As previously reported and rumored, Michael Arndt will write the screenplay, Lawrence Kasdan and Simon Kinberg will consult with their decades of respective Star Wars and genre movie expertise, and Abrams will, in the words of newly installed Lucasfilm president Kathleen Kennedy, direct from his “intuitive understanding of this franchise… He understands the essence of the Star Wars experience, and will bring that talent to create an unforgettable motion picture,” presumably one that remembers to include spaceships and people fighting within and without those spaceships, as is the essence of Star Wars. George Lucas also chimed in, saying of Abrams, “He’s an ideal choice to direct the new Star Wars film and the legacy couldn’t be in better hands” as he went back to puttering around his garden, replacing all the azaleas with more advanced digital versions.

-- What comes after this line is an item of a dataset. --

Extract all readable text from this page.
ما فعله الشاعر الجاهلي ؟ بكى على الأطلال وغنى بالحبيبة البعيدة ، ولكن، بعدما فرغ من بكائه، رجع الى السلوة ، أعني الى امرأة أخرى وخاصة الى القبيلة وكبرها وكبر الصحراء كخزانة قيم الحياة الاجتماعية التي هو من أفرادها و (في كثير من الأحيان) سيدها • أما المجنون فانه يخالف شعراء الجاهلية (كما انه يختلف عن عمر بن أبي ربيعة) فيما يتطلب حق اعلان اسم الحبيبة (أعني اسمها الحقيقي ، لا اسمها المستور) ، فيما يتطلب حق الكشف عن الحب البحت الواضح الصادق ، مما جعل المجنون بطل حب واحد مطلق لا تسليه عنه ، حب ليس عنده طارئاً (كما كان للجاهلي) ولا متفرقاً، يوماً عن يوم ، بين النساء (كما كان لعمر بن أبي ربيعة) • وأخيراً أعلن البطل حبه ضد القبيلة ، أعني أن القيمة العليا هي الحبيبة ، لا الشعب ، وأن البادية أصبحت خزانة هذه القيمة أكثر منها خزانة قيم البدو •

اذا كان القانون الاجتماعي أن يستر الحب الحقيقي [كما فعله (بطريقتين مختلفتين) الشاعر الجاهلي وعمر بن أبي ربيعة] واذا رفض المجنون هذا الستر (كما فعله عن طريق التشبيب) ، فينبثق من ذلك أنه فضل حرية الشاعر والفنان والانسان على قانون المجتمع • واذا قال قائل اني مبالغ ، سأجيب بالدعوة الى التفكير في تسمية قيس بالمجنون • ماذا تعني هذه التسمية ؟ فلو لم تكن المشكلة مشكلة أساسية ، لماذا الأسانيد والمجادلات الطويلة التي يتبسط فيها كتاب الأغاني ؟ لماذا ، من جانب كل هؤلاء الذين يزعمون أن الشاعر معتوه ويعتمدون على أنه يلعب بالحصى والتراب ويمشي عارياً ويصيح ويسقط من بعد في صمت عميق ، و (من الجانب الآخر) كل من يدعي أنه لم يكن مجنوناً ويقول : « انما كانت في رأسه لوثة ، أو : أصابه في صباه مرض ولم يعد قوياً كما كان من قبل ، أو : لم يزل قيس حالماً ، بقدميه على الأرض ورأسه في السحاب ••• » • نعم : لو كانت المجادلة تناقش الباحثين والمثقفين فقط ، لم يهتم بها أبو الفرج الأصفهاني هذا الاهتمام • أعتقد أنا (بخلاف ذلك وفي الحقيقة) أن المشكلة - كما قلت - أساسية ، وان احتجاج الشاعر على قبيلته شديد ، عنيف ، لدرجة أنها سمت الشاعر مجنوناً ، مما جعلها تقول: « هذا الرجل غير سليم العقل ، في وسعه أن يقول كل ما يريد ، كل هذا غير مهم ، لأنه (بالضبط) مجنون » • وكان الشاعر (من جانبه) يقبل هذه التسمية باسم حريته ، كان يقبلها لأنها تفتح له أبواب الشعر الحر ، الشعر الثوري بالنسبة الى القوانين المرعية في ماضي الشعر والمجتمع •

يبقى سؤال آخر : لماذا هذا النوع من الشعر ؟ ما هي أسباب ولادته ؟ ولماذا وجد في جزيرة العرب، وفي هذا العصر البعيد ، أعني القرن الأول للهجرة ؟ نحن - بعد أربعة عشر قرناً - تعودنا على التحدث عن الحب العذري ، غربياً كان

Anyway, now that the director is finally confirmed, the Star Wars rumor mill can resume its normal course of speculating over who might appear in it and what the story might concern—details that were just placed under even tighter lock and key, given Abrams’ notorious secrecy. Another factor of hiring Abrams: That 2015 release is no longer a certainty, given that The Hollywood Reporter says he hasn’t committed to that date, and, as he did with Star Trek Into Darkness, he could delay it, if he feels he needs the time.
And given that Abrams has maintained his usual busy schedule in addition to landing Star Wars—agreeing to produce more Mission: Impossible and Star Trek movies for Paramount; developing pilots for that previously reported robot buddy-cop procedural over at Fox, and another one at NBC about a supernaturally gifted girl—there’s a reasonable chance we’ll have another two full years of talking about what might happen in the next Star Wars. We may all have to start dipping into more obscure references to sustain that conversation.